Intermittence of signal detection occurs when the slope of the wave surface changes with respect to the incident laser beam angle. The most troublesome problem governing LDV performance on moving reflective surfaces is signal dropout. In such a situation, it is difficult for the sensor system to capture the reflected beam.
Another problem is the poor reflective quality of the surface. One remedy is to illuminate the surface and to track the reflections. Image-based tracking using an array of photosensors finds points where the required reflection will occur in the tracker which seeks to find the point of reflection and which relies on complicated algorithms to steer the laser beam onto this dynamic point.
Natural water reflections or glint points that are identified by an illuminating source, predominantly occur at the nadir+/−20°. This occurrence limits the angles that the laser output beam may probe the water surface. Also, glint features on the water surface tend to be temporarily and spatially indeterminate which also makes continuous tracking difficult.
An example of a system for tracking glints is disclosed in U.S. Pat. No. 7,251,196, (Antonelli et. al.) and is commonly assigned to the assignee herein. The teachings of U.S. Pat.
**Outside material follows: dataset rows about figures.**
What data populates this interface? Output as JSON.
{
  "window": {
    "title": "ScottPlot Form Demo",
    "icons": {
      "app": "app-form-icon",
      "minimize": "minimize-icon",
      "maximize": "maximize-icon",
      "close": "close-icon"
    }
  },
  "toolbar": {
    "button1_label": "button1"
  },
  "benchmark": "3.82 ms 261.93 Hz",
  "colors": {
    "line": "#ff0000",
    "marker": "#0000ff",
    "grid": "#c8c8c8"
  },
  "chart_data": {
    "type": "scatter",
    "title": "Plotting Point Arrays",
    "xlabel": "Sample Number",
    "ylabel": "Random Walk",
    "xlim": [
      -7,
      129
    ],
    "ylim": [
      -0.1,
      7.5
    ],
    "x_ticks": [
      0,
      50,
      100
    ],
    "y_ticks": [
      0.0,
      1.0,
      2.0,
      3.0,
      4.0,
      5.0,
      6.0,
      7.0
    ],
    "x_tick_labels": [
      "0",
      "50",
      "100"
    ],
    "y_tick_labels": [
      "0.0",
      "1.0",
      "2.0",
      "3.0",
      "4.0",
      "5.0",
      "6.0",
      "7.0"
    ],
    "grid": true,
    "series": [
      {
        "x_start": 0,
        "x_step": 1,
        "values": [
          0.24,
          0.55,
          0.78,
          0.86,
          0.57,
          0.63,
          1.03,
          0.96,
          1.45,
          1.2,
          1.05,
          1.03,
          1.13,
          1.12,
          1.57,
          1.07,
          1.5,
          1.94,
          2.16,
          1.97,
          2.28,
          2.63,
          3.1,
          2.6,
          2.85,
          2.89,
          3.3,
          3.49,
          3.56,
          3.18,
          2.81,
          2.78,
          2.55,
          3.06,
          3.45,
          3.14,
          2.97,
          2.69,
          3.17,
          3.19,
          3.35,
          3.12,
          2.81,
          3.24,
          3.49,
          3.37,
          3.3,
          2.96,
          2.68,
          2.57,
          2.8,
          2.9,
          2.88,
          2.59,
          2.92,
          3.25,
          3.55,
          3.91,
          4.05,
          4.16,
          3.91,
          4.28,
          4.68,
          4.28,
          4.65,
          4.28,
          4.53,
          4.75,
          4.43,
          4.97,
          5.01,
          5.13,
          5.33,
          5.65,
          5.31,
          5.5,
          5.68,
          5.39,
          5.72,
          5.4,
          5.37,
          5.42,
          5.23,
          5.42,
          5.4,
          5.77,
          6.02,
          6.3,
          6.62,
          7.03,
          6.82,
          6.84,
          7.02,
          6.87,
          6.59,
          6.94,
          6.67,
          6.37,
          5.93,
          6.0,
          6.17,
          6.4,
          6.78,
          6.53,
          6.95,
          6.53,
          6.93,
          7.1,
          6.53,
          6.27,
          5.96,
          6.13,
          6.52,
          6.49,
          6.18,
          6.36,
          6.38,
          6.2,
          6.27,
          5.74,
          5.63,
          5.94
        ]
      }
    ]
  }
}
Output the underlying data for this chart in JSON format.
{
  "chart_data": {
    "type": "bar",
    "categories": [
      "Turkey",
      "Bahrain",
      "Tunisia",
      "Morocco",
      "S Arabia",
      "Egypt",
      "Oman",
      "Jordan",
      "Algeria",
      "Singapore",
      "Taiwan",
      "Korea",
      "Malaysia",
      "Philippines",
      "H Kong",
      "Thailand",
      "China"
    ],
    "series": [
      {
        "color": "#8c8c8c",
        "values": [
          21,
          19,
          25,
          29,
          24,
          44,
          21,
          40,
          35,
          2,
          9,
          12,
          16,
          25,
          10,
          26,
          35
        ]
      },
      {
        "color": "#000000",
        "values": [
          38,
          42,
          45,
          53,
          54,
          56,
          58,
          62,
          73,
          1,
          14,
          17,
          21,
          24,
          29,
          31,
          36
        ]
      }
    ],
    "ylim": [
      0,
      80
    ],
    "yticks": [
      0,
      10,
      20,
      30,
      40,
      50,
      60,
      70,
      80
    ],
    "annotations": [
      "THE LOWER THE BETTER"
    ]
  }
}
No. 7,251,196 are incorporated herein by reference.
The Antonelli reference discloses a passive acoustic sensor to detect underwater sounds by using optics in order to determine vibration on the unaided surface. The tracking system must produce a light beam that is perpendicularly incident to the water surface. This positioning reduces the angular approaches that are available for tracking.
In addition, the turbulent and hydrodynamic wave conditions that often prevail under normal situations cause the slope of the turbulent wave surface to rapidly change. Accordingly, significant intermittence or signal dropout of the optical signal reflected from the water surface is expected as the slope changes relative to the incident angle of the laser beam.
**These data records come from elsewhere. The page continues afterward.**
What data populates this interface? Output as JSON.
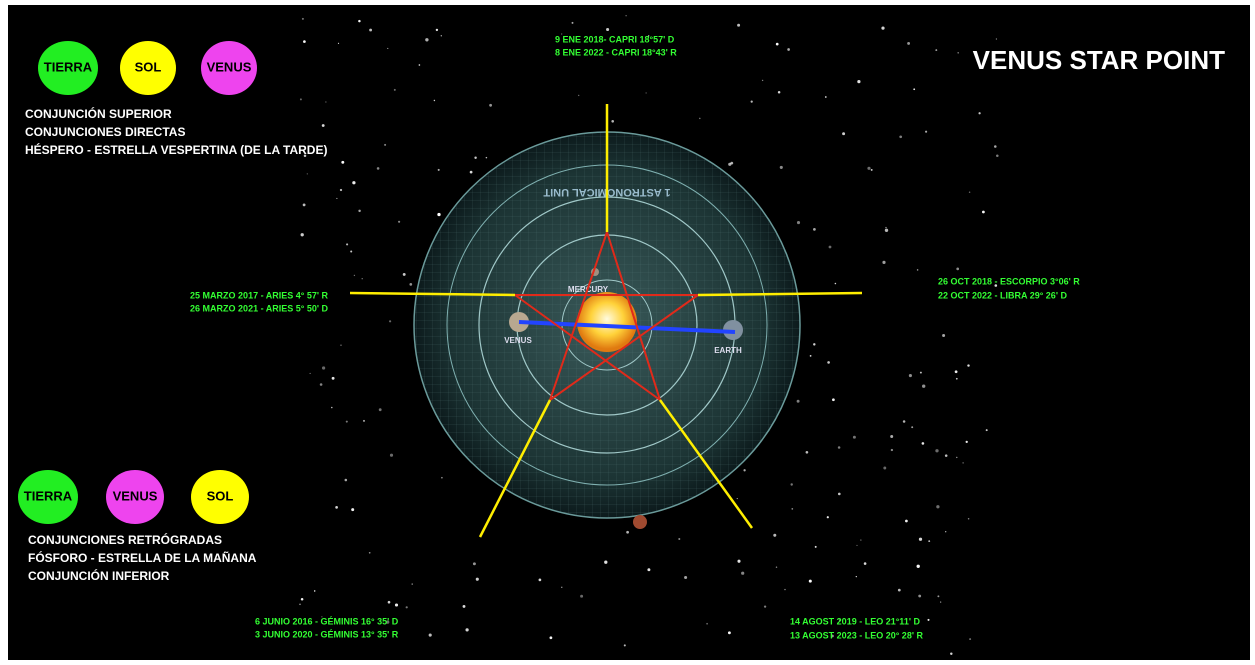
{
  "title": "VENUS STAR POINT",
  "top_legend": {
    "circles": [
      "TIERRA",
      "SOL",
      "VENUS"
    ],
    "lines": [
      "CONJUNCIÓN SUPERIOR",
      "CONJUNCIONES DIRECTAS",
      "HÉSPERO - ESTRELLA VESPERTINA (DE LA TARDE)"
    ]
  },
  "bottom_legend": {
    "circles": [
      "TIERRA",
      "VENUS",
      "SOL"
    ],
    "lines": [
      "CONJUNCIONES RETRÓGRADAS",
      "FÓSFORO - ESTRELLA DE LA MAÑANA",
      "CONJUNCIÓN INFERIOR"
    ]
  },
  "dates": {
    "top": [
      "9 ENE 2018- CAPRI 18°57' D",
      "8 ENE 2022 - CAPRI 18°43' R"
    ],
    "left": [
      "25 MARZO 2017 - ARIES  4° 57' R",
      "26 MARZO 2021 - ARIES 5° 50' D"
    ],
    "right": [
      "26 OCT 2018 - ESCORPIO 3°06' R",
      "22 OCT 2022 - LIBRA 29° 26' D"
    ],
    "bottom_left": [
      "6 JUNIO 2016 - GÉMINIS 16° 35' D",
      "3 JUNIO 2020 - GÉMINIS 13° 35' R"
    ],
    "bottom_right": [
      "14 AGOST 2019  - LEO 21°11' D",
      "13 AGOST 2023  - LEO 20° 28' R"
    ]
  },
  "diagram_labels": {
    "unit": "1 ASTRONOMICAL UNIT",
    "mercury": "MERCURY",
    "venus": "VENUS",
    "earth": "EARTH"
  }
}
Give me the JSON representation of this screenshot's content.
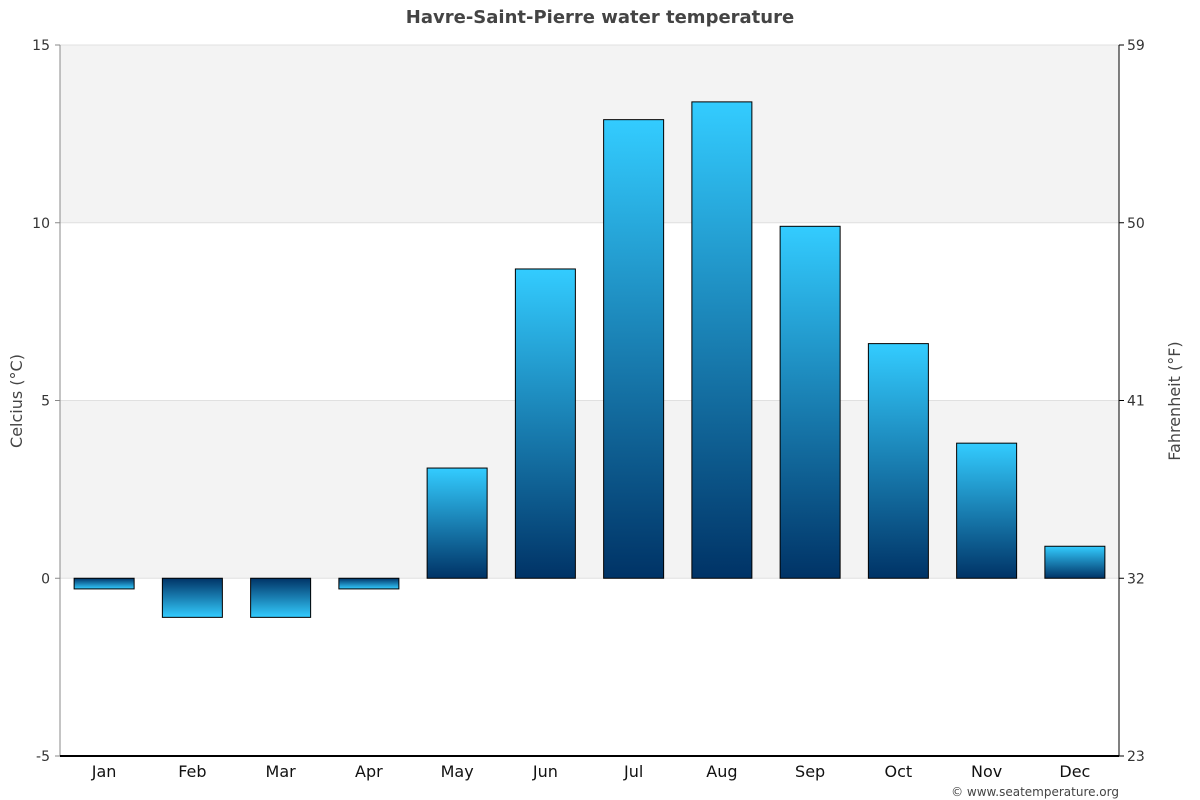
{
  "chart_data": {
    "type": "bar",
    "title": "Havre-Saint-Pierre water temperature",
    "ylabel": "Celcius (°C)",
    "ylabel_right": "Fahrenheit (°F)",
    "categories": [
      "Jan",
      "Feb",
      "Mar",
      "Apr",
      "May",
      "Jun",
      "Jul",
      "Aug",
      "Sep",
      "Oct",
      "Nov",
      "Dec"
    ],
    "values": [
      -0.3,
      -1.1,
      -1.1,
      -0.3,
      3.1,
      8.7,
      12.9,
      13.4,
      9.9,
      6.6,
      3.8,
      0.9
    ],
    "ylim": [
      -5,
      15
    ],
    "yticks": [
      {
        "v": -5,
        "label": "-5"
      },
      {
        "v": 0,
        "label": "0"
      },
      {
        "v": 5,
        "label": "5"
      },
      {
        "v": 10,
        "label": "10"
      },
      {
        "v": 15,
        "label": "15"
      }
    ],
    "yticks_right": [
      {
        "v": -5,
        "label": "23"
      },
      {
        "v": 0,
        "label": "32"
      },
      {
        "v": 5,
        "label": "41"
      },
      {
        "v": 10,
        "label": "50"
      },
      {
        "v": 15,
        "label": "59"
      }
    ],
    "grid": true,
    "colors": {
      "bar_light": "#33ccff",
      "bar_dark": "#003366",
      "band": "#f3f3f3",
      "grid": "#e0e0e0"
    }
  },
  "credit": "© www.seatemperature.org"
}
A known laser-pumped acoustic sensor system is disclosed in U.S. Pat. No. 7,113,447 (Matthews et al.) and assigned to the assignee herein. The teachings of U.S. Pat. No. 7,113,447 are incorporated herein by reference. The system of the cited reference discloses a laser-pumped compact acoustic sensor system, wherein one or more hollow spherical shells vibrate in response to impinging acoustic signals. The shells have one or more portions that are reflective of impinging laser radiation. A resilient matrix, in contact with the water, supports the shell.
Further, in the cited reference, a laser Doppler velocimeter transmits radiation onto the reflective portion of the shell and receives reflected radiation therefrom. The reflected radiation produces signals in the laser Doppler velocimeter that claim to be representative of acoustic signals in the water. A computer, responsive to the signals, produces a display representative of direction and range to a target.
Known optical sensor systems rely on reflections from a reflecting object. However, the reflections are not directional; meaning that the diffuse reflections reflect energy in all directions and only a small portion of the reflected energy is detected. Accordingly, these systems are susceptible to background light noise; thereby, resulting in reduced reliability.
There is therefore a need for a system to amplify, locate, track and detect laser reflections with increased temporal and spatial resolution. Such a system should be able to track and detect reflections over broader interrogation angles; detect reflections with reduced or no significant signal dropout; and increase the signal strength of reflected signals.